A very excellent point.


>If the students are advanced enough, it's an interesting exercise
>to find the smallest n for which the limitations of floating-point
>arithmetic cause round(n!/e) to return a different result than
>your exact computation using rationals.

Not following this.

   >>> def altdrs(n):
            return round(fact(n)/e)

returns the same answer as drs(n) right down to n=1.

A related question (that I understand) would be how far
do we need to push the series in brackets to get 1/e
within the limitations of floating point arithmetic:

   >>> from math import e
   >>> def e_neg1():
           f = 0
           sign = 1
           t = 0
           while float(f)<>(1/e):
             f += sign * F(1, fact(t))
              sign = -sign
              t += 1
           return (t-1,f)

   >>> e_neg1()
   (18, (138547156531409/376610217984000))

I get 18 terms, with the accompanying fraction.

    >>> 138547156531409/376610217984000  # (import future division)
    0.36787944117144233
    >>> 1/e
    0.36787944117144233

This is related to the thread wherein we get phi to the limits
of floating point, using the continued fraction:

phi= 1 +     1
         --------------
           1 +    1
               --------
                1 +  1
                    ----
                     1 + ...

It's related because evaluating a continued fraction involves
recursive use of the Fraction object F:

   >>> def evalcf(qs):
         """
         Evaluate continued fraction with partial quotients qs
         """
         if len(qs)==1:
             return F(qs[0],1)
         return F(qs[0],1) + F(1,evalcf(qs[1:]))

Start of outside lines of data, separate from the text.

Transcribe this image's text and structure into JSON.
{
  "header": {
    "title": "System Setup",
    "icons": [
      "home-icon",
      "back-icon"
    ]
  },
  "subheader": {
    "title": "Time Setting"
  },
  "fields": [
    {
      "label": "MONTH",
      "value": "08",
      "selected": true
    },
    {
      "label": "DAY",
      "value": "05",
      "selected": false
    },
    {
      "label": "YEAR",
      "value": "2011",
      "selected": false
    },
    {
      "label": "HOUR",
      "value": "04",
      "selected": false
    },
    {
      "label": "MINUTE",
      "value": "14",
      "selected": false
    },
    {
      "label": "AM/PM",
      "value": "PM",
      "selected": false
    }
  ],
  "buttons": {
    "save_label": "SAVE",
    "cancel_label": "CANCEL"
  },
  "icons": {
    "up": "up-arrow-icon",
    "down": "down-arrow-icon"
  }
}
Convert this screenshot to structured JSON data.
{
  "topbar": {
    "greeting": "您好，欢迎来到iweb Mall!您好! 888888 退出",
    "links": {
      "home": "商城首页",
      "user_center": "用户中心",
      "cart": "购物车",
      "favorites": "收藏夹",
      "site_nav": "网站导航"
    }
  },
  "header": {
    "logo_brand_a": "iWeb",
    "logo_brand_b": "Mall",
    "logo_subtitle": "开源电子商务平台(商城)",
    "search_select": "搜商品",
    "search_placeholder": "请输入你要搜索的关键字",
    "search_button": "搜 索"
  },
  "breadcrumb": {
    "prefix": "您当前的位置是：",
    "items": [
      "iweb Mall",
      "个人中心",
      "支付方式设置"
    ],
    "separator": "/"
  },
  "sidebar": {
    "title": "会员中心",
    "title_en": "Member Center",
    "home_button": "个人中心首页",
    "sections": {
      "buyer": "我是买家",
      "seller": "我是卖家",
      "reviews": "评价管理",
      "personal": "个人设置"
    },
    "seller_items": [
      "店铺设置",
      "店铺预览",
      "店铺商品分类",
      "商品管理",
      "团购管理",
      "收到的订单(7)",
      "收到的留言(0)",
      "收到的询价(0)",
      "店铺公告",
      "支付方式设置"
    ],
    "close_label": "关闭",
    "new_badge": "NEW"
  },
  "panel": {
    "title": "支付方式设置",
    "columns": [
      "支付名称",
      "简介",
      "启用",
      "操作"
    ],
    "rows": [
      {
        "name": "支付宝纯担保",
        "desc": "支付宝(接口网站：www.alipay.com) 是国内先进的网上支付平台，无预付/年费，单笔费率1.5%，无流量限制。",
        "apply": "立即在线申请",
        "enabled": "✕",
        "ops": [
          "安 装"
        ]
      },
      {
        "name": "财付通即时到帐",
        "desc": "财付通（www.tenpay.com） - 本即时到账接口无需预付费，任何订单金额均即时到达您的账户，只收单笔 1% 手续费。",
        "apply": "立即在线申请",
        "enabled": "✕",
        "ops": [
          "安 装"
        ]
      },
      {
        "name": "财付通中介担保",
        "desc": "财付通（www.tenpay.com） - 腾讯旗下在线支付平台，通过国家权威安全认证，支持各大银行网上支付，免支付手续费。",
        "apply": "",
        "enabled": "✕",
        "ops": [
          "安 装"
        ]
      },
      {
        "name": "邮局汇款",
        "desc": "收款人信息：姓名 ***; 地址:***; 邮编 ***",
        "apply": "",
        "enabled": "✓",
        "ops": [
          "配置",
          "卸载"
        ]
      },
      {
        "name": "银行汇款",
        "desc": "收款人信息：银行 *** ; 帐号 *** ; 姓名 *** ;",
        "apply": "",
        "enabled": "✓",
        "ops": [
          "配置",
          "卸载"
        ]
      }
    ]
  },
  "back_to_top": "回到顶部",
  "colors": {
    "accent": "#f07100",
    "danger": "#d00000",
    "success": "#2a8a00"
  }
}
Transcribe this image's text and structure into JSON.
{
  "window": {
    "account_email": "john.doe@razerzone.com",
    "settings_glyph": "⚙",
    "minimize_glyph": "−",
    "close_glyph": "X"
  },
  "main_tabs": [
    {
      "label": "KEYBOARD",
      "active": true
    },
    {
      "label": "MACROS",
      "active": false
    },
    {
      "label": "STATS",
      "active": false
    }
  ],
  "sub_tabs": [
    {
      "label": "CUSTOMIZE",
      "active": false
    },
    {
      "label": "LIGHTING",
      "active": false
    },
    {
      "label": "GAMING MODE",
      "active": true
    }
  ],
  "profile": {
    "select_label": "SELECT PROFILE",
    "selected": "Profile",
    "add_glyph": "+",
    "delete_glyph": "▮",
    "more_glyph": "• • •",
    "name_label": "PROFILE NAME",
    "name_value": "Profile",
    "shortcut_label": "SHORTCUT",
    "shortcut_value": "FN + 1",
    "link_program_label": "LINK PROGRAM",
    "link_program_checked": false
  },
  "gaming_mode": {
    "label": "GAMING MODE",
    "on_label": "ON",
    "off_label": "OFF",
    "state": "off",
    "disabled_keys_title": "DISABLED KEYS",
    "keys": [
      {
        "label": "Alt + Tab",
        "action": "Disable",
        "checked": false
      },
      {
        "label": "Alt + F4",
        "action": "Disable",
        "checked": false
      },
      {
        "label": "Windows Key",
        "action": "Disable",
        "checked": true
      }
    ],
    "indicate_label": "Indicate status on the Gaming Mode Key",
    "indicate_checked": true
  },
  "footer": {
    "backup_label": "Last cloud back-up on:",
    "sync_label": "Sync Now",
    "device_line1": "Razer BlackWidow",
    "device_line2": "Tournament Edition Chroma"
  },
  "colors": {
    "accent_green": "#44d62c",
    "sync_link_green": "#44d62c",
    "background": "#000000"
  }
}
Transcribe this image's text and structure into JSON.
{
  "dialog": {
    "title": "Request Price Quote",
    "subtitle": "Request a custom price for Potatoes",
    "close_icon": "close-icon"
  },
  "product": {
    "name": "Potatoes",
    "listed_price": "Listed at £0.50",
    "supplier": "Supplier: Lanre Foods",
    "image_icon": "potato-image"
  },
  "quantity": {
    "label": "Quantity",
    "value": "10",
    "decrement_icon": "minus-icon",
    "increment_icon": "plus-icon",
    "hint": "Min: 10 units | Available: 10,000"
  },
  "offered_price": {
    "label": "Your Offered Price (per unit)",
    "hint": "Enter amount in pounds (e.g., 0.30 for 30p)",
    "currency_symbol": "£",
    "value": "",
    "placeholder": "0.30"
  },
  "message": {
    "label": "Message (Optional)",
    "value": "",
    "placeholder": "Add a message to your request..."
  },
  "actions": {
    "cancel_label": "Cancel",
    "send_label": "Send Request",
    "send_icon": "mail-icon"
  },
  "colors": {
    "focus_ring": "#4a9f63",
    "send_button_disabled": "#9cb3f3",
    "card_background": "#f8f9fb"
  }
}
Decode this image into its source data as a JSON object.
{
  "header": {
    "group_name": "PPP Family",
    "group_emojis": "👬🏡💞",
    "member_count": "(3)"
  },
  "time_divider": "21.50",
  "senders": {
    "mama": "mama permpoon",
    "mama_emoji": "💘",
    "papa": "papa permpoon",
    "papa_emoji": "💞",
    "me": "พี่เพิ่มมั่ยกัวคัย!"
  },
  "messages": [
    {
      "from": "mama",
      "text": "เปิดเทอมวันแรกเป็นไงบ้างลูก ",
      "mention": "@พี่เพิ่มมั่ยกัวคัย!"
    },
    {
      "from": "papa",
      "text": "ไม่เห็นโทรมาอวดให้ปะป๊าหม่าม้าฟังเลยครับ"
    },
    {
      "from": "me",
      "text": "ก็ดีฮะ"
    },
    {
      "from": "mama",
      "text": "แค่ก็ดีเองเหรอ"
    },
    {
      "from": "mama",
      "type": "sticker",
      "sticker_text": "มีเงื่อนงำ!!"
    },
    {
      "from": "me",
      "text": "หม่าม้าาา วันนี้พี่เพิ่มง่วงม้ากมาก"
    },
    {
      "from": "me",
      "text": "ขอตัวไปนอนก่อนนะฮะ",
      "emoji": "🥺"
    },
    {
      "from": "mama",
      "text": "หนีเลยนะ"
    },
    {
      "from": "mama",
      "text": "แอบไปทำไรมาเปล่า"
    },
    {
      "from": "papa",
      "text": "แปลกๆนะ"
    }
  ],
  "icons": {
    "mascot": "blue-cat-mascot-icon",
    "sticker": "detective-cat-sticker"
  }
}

   >>> evalcf([1,1,1,1,1])
   (8/5)
   >>> evalcf([1,1,1,1,1,1,1,1,1])
   (55/34)
   >>> float(evalcf([1,1,1,1,1,1,1,1,1]))
   1.6176470588235294

   >>> from math import sqrt
   >>> phi = (1 + sqrt(5))/2
   >>> def getphi():
           qs = []
           v = 0
           while float(v) <> phi:
              qs.append(1)
              v = evalcf(qs)
          return (len(qs),v)

   >>> getphi()
   (40, (165580141/102334155))

>And later you flipped in a different way, by testing the
>parity of t.  A common idiom in numeric programs is to
>multiply by 1 or -1 instead, like so:

Slaps forehead.  Yes, of course!  This is what you see most
often.

>     f = 0
>     sign = 1
>     for t in range(n+1):
>         f += sign * F(1, fact(t))
>         sign = -sign
>     return fact(n) * f
>
>As a *programming* issue, it's thus interesting to consider whether
>F.__mul__ should or shouldn't try to recognize the special cases of
>multiplication by 1 and -1.  There's isn't a "one size fits all"
>answer, so it's not for students with low tolerance for uncertainty
><wink>.

Not following again.  Like, of course it should, right?

   >>> f = F(1,2)
   >>> f
   (1/2)
   >>> f*1
   (1/2)
   >>> f*-1
   (-1/2)

What other behavior would I want?

Kirby